Sunni sat back hard against the tree. She was flustered by all that this boy was saying. But the Bora Bora proof was impossible! Absurd! She turned her head as the Double Special Elders began emerging from the tall doors of City Hall and spreading across the lawn, heads bent low over their Mothers as they decided where to go next. She was about to say something when, in the distance, a blue spiral burst into the world, lighting up the sky. Sunni felt like she was going to vomit, felt like her insides had been scooped out with a spoon. 

“It’s the action,” Raffi said quietly. “It’s coming closer, I see.”

“What action?” Sunni asked.

Raffi said slowly, looking at her again, “You’re a Double Special Elder through and through. You didn’t even know.”

Now another explosion burst blue in the distance, near the mall on the left side of town. A high-pitched radial whistle was emanating from the spiral, and Raffi got up like a smooth animal. He bent over and started rummaging in the large duffel bag that had been lying beside him in the grass.

Sunni pushed herself closer to the tree, scared. In the distance, a physicist in a red overcoat turned around and began walking towards them. Raffi looked up to answer the question on Sunni’s face and said, “It’s a Spiral. We might know how to handle this.” The physicist came near and Raffi walked off with her, in the direction of Perimeter and through its front doors.

Now Sunni was alone. She found herself, for the time, watching the Elders, many of whom were gazing into the distance where the spiral still hung. Sunni observed them glance down at their Mothers to make sense of it; to know how to respond. But their Mothers had no valuable insight; could not fit the spiral into the pattern; had never known such a thing before.

Get on your scooter and go home, was the instruction that appeared on their screens; an instruction applicable to many situations, and the most common one.

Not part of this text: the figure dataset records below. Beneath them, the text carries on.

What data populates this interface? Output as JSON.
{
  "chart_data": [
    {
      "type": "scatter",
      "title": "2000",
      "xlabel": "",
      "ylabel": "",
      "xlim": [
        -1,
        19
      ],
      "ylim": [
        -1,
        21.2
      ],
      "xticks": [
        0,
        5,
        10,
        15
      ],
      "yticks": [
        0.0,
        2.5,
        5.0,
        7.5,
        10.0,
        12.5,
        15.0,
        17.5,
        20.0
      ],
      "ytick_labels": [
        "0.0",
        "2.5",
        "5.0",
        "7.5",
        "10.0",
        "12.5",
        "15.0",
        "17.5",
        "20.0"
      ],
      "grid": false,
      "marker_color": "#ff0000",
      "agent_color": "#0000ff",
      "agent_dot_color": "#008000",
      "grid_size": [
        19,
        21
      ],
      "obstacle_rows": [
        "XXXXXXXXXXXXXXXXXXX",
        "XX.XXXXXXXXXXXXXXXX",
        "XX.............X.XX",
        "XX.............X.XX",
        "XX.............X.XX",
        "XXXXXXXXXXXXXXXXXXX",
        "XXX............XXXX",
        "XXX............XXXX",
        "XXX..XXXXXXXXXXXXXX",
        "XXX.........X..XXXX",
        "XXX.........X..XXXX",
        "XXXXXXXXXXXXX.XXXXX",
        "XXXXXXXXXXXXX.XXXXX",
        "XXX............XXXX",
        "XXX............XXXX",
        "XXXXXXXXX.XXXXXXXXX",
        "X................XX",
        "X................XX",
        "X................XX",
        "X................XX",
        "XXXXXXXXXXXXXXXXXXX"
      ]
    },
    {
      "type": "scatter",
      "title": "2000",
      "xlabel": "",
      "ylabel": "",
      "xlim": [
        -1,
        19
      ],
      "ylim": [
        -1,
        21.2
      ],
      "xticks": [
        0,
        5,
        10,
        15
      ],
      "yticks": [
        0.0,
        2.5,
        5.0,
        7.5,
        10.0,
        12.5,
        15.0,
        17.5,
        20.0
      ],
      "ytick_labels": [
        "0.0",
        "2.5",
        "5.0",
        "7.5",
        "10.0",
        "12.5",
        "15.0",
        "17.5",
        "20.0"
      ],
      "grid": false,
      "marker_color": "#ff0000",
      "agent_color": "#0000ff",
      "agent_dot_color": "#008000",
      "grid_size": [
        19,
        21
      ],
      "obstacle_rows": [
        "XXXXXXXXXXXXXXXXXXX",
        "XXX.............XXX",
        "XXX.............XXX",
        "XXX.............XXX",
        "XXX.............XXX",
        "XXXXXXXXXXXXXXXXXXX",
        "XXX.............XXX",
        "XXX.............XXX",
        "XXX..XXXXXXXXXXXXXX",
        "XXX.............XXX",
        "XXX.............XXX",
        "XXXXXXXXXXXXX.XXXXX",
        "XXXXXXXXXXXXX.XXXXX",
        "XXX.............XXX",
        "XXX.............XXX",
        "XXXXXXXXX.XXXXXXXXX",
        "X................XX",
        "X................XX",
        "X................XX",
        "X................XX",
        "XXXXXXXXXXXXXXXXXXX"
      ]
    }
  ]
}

The teenagers made their way to their scooters, seemingly sure in their movements, for somewhere inside they felt a reassurance: it was not that their Mothers lacked insight about this new thing, but that the question they had posed to their Mothers about the explosion was not a pertinent one. What happened in the distance had nothing to do with the patterns in their lives. It had nothing to do with all the ways they were Special.

They got on their wheels and, like the physicists, sped off from the heart of town.

Sunni looked up as an acorn fell from the tree and landed on her head. She thought about what she knew.